A Review and Critique of Machiavelli’s Ideas Based on Transcendent Theosophy
Keywords:
Machiavelli, Transcendental Philosophy (Hikmat al-Muta’aliyah) , Political Realism, Existential Justice, Virtù, Political Theology, Human Transcendence.Abstract
This study aims to examine and critique the foundations of Niccolò Machiavelli’s political thought based on the components of “Transcendent Theosophy.” The central problem of the article is to address the question of how the absence of ontological foundations and teleology in Machiavelli’s perspective led to the reduction of politics to the “art of preserving power,” and how its opposition to the perfection-oriented worldview of Transcendent Theosophy can provide the tools for critiquing this thought. The research method in this study is descriptive-analytical, conducted through the use of sources related to political theology and Sadrian philosophy.
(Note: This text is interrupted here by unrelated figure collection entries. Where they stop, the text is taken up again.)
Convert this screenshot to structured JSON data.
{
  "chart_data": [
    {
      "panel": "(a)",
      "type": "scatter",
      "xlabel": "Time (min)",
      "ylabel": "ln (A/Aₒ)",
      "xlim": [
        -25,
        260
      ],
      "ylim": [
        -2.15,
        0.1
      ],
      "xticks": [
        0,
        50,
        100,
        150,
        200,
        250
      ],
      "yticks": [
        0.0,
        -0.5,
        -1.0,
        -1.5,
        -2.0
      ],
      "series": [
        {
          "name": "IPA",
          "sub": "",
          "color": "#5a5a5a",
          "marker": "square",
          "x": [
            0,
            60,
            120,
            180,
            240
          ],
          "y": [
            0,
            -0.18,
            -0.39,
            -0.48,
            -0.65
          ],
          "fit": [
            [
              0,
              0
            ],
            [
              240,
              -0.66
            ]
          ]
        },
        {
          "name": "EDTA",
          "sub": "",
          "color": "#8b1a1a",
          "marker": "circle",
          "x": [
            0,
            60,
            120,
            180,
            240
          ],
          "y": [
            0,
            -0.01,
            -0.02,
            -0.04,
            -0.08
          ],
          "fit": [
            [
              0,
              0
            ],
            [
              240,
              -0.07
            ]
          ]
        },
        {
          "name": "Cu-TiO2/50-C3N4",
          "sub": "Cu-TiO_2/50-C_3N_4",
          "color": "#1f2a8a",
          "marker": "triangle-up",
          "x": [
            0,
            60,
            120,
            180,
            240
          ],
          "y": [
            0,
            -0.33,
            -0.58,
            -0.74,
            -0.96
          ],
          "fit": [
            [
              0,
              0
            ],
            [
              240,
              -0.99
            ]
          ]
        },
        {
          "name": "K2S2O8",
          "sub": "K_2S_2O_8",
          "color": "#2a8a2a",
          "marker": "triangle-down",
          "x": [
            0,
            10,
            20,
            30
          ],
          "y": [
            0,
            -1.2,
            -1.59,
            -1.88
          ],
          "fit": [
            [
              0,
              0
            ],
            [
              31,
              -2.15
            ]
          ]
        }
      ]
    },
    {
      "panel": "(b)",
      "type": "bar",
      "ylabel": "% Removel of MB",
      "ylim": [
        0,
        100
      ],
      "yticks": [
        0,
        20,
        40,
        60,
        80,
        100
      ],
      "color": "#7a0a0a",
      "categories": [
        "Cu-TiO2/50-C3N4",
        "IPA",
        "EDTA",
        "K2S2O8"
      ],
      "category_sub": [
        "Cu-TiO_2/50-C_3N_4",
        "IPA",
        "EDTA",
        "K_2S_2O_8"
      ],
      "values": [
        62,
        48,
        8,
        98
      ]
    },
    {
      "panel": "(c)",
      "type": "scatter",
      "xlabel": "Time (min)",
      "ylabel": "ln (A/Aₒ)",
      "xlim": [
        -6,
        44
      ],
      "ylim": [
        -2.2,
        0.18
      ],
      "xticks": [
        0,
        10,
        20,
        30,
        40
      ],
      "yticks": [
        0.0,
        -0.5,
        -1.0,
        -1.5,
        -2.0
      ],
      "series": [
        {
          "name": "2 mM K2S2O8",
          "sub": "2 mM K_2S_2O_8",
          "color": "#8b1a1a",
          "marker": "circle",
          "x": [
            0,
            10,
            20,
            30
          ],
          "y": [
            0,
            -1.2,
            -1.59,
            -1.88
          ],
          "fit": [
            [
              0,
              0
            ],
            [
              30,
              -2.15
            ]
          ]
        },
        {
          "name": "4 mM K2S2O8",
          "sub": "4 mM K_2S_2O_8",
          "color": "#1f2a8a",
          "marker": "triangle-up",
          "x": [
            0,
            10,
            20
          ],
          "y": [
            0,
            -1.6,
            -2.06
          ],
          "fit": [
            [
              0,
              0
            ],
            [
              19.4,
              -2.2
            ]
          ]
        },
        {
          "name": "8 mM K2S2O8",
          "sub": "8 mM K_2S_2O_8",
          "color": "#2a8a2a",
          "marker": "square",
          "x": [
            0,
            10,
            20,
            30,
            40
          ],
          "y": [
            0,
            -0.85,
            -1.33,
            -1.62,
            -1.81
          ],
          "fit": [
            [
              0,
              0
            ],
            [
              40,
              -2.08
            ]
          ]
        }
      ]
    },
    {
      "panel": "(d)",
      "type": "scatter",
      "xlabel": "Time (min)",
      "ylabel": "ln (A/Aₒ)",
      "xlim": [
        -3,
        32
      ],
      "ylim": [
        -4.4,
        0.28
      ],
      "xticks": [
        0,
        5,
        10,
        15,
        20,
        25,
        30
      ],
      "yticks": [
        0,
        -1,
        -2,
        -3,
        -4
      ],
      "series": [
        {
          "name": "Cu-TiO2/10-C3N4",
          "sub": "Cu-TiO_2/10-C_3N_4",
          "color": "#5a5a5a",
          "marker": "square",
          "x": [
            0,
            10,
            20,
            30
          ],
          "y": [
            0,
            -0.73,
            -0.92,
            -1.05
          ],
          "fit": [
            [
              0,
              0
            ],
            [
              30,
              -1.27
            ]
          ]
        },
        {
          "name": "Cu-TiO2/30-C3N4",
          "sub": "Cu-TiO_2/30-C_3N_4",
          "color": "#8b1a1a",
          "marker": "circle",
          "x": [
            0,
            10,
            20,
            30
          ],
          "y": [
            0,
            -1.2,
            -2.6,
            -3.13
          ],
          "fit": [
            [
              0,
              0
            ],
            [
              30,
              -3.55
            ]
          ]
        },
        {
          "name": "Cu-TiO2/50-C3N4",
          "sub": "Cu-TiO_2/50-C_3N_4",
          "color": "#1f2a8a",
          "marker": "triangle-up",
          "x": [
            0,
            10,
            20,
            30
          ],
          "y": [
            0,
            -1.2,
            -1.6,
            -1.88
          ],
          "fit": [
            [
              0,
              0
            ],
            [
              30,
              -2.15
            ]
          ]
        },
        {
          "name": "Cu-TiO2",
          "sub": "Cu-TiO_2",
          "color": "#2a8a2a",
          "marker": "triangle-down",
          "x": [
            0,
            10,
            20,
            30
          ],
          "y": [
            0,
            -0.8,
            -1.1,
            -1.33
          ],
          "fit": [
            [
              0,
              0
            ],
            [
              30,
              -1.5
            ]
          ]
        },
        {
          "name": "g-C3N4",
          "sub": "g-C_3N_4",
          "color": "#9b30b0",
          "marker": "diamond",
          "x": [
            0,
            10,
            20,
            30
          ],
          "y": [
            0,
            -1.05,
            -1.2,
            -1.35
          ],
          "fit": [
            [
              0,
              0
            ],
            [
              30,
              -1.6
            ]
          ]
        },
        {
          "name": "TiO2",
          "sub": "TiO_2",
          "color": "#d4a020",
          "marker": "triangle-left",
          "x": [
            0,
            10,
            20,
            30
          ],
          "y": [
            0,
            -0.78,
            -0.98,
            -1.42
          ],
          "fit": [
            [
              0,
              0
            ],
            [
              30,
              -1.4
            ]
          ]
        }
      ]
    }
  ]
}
The findings of the article indicate that Machiavelli, by adopting a realist approach and a pessimistic anthropology, separated politics from the domain of “virtue and truth.” In contrast, Transcendent Theosophy, by proposing concepts such as the “principiality of existence,” “substantial motion,” and “ontological justice,” redefines governance from a merely mechanical instrument into a ground for “human transcendence and perfection.” The final conclusion of the study indicates that overcoming the structural crises of politics in the modern world requires a transition from “power-centered politics” toward “transcendent politics”; a paradigm in which power is not the ultimate end, but rather a means for the realization of a comprehensive and ontological justice.